Beste Clarence Seedorf,
Bijna zes jaar geleden bezocht ik voor het eerst jouw geboorteland Suriname. Twee weken lang genoot ik met volle teugen van het leven in Paramaribo, van de bijzondere ontmoetingen, van het heerlijke eten en van de prachtige natuur buiten de hoofdstad. Natuurlijk bezocht ik ook jouw voetbalstadion op ruim 30 kilometer buiten Paramaribo. Geweldig om te zien hoe jij voetballertjes uit de wijde omgeving in staat stelt om onder goede omstandigheden hun geliefde sport uit te kunnen oefenen.
Maar ik werd ook geraakt door het wij-zij sentiment dat er leefde onder de mensen die ik sprak. Zij, de Surinamers met een rood (Nederlands) paspoort en wij, de Surinamers die achtergebleven waren. Dat sentiment trof ik misschien nog wel het heftigst aan onder een groep jongeren die ik samen met Erik van Bruggen een training ‘campagnevoeren’ gaf.
Ik verbleef overigens in Suriname om met een gelegenheids theatergezelschap een stuk op te voeren over de Decembermoorden van 1982. De reacties op het toneelstuk waren heftig. Het leek alsof er voor het eerst sinds die gruwelijke gebeurtenis openlijk gesproken werd over deze open zenuw in de geschiedenis van Suriname. Overigens voelde wij toen al de machtige schaduw van voormalig legerleider Desi Bouterse bij iedere stap die wij zetten, ook al bekleedde hij toen geen invloedrijke positie in het land.
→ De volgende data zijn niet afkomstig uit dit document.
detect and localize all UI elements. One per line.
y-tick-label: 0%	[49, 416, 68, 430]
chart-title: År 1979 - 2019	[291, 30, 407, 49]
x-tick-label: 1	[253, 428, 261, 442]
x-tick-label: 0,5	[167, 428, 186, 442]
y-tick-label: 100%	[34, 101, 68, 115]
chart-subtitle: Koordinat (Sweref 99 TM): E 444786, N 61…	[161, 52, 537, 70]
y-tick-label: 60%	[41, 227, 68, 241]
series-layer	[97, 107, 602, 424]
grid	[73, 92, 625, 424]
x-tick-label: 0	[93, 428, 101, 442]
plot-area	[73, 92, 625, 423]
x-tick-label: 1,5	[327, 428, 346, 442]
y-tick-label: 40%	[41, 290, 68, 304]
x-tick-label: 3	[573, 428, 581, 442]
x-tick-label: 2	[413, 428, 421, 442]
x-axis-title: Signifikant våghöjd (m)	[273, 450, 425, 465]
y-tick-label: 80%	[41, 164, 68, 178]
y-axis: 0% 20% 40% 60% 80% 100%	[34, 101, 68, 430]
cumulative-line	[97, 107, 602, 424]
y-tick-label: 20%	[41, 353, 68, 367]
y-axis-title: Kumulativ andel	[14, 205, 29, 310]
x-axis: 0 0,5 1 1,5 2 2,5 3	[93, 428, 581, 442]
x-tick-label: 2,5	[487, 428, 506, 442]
Nu, bijna zes jaar later overweegt hetzelfde theatergezelschap om wederom naar Suriname af te reizen om een stuk over het slavernij verleden van Suriname en Nederland op de planken te brengen. Maar een groot deel van de betrokkenen twijfelt of zij daar wel verstandig aan doen. De lange arm van de groeiende dynastie van de inmiddels tot President gekroonde Desi Bouterse ziet in elke andersdenkende een staatsvijand. ‘Ze zijn zo onberekenbaar geworden’ en ‘ze zijn boven iedere wet verheven’ kreeg ik als antwoord toen ik mijn verbazing uitsprak over de twijfel om naar Suriname af te reizen. ‘Veel van onze familie en vrienden die nog in Suriname wonen kiezen ervoor om zich vooral koest te houden of sparen om naar Nederland te vertrekken.’
Op mijn vraag voor wie Desi Bouterse en zijn trawanten wel gevoelig zouden zijn, viel direct jouw naam. Jij hebt de autoriteit en het respect om de andere kant van het verhaal te belichten. Of zoals ik je ergens in een documentaire tegen een groep kinderen in Suriname hoorde zeggen: ‘Ieder van jullie heeft een droom, een droom wat jullie willen doen als jullie ouder zijn. Die droom moeten jullie nooit opgeven, blijf altijd dromen.’
Ik wil ook blijven dromen van een wereld waar iedereen zijn dromen kan najagen. Of dat nou gaat om de inwoners van mijn geboorteland Zambia of om de mensen in Switi Sranan. Daarom vraag ik jou Clarence Seedorf om door te gaan met wat je op en buiten het veld doet. Je bent een voorbeeld van iemand die ras, nationaliteit en koloniale geschiedenis ontstijgt, die door sport weet te verbinden en zowel Surinamers als Nederlanders trots maakt. Ik bied bij deze mijn diensten aan om samen aan een nieuw project te bouwen. Een project waarmee we de dromen van die kinderen kunnen verwezenlijken en de verstikkende deken weg kunnen halen die er nu over Suriname ligt.